Shards of shrapnel are still lodged in her chest – so close to her heart that doctors preferred not to operate to remove them.

But she is also enduring another pain – one known only to the small, tragic club of mothers whose babies have died.

“I was breastfeeding him,” she said. “Now, my chest is hurting me.”

The pain means she must pump the breast milk – a daily reminder of all she has lost.

“Every time I use this pump, I start crying,” she said.

Sam was Dania’s only child. And her phone’s camera roll is mostly filled with photos and videos of her smiling baby boy.

“I thought he would be a genius,” she said, remarking on how precocious he appeared at such a young age.

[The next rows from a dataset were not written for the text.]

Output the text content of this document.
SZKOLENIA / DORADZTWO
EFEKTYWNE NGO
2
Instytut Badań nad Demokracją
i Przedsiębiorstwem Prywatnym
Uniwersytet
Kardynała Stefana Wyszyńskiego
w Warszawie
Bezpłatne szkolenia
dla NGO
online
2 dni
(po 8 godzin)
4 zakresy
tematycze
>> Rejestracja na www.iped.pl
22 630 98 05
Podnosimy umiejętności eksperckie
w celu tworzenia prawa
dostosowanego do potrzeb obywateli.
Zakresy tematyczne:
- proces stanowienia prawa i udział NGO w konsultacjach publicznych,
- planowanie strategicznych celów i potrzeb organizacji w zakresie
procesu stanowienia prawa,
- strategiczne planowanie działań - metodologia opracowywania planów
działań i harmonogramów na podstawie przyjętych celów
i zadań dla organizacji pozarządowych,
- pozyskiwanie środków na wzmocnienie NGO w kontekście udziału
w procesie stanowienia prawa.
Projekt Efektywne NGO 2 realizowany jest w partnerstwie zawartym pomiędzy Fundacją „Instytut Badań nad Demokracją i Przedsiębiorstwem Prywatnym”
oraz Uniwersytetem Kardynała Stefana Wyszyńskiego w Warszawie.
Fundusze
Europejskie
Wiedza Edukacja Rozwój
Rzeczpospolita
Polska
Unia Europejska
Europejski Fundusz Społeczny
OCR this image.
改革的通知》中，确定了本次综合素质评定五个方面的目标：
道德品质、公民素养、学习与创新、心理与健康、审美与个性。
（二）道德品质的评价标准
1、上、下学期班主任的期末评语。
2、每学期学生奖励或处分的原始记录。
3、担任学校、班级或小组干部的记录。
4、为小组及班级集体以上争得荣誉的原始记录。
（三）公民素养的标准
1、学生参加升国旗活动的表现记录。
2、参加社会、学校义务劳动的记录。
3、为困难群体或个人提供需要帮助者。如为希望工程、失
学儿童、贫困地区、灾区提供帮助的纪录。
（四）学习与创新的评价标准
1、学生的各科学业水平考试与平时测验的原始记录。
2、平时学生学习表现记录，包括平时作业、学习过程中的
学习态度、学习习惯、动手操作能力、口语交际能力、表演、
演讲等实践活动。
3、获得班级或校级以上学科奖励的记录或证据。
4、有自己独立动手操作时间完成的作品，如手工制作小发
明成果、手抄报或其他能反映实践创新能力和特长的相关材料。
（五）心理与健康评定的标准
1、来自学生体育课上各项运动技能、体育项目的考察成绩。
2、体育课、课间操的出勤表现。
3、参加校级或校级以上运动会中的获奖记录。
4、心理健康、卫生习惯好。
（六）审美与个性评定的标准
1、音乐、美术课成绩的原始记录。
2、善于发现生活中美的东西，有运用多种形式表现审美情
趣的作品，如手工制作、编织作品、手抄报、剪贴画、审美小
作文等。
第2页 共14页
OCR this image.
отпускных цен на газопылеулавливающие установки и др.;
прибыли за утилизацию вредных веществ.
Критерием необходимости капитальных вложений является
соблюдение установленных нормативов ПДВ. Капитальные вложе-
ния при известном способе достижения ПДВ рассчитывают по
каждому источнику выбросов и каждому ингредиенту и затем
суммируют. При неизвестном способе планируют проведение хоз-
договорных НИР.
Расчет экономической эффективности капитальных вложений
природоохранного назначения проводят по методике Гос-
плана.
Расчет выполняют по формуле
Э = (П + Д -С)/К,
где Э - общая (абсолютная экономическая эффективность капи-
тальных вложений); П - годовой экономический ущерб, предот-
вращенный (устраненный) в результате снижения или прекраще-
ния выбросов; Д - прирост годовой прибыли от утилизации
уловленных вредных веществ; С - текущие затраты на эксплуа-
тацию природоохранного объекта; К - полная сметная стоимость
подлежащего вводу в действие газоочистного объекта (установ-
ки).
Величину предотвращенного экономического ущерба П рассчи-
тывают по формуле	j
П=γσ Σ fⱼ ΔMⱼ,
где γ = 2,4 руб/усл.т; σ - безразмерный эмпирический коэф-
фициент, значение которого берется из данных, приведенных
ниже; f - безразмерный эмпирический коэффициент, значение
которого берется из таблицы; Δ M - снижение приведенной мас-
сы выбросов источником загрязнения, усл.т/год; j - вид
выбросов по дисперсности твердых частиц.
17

Sam’s maternal grandparents are especially heartbroken. While Dania and Fahd – both academics – were at work, he would often stay with them.

Nidal Salameh explained he is a grandfather of “seven, now six” grandchildren. Sam, he said, was “unique.”

He recalled Sam reaching toward him with both arms outstretched, asking to be in his grandfather’s arms.

“I would carry him and he would calm down,” Salameh said, choking up as his eyes welled with tears. “This innocent baby – 7 months – what did he do to them (the soldiers)?”

Days after her son was killed, Dania is filled not just with grief, but with anger.

Anger that her son was killed. Anger that Israeli soldiers rarely face accountability. Anger that the world seems not to be listening to the pain of so many Palestinians.

She said she wants the soldier who killed her son to feel her pain and experience the same loss “so he can feel what he did.”

She hopes the military’s investigation leads to charges – that this soldier won’t escape accountability like so many others have before.

“He should be punished,” she said. “He shouldn’t get away.”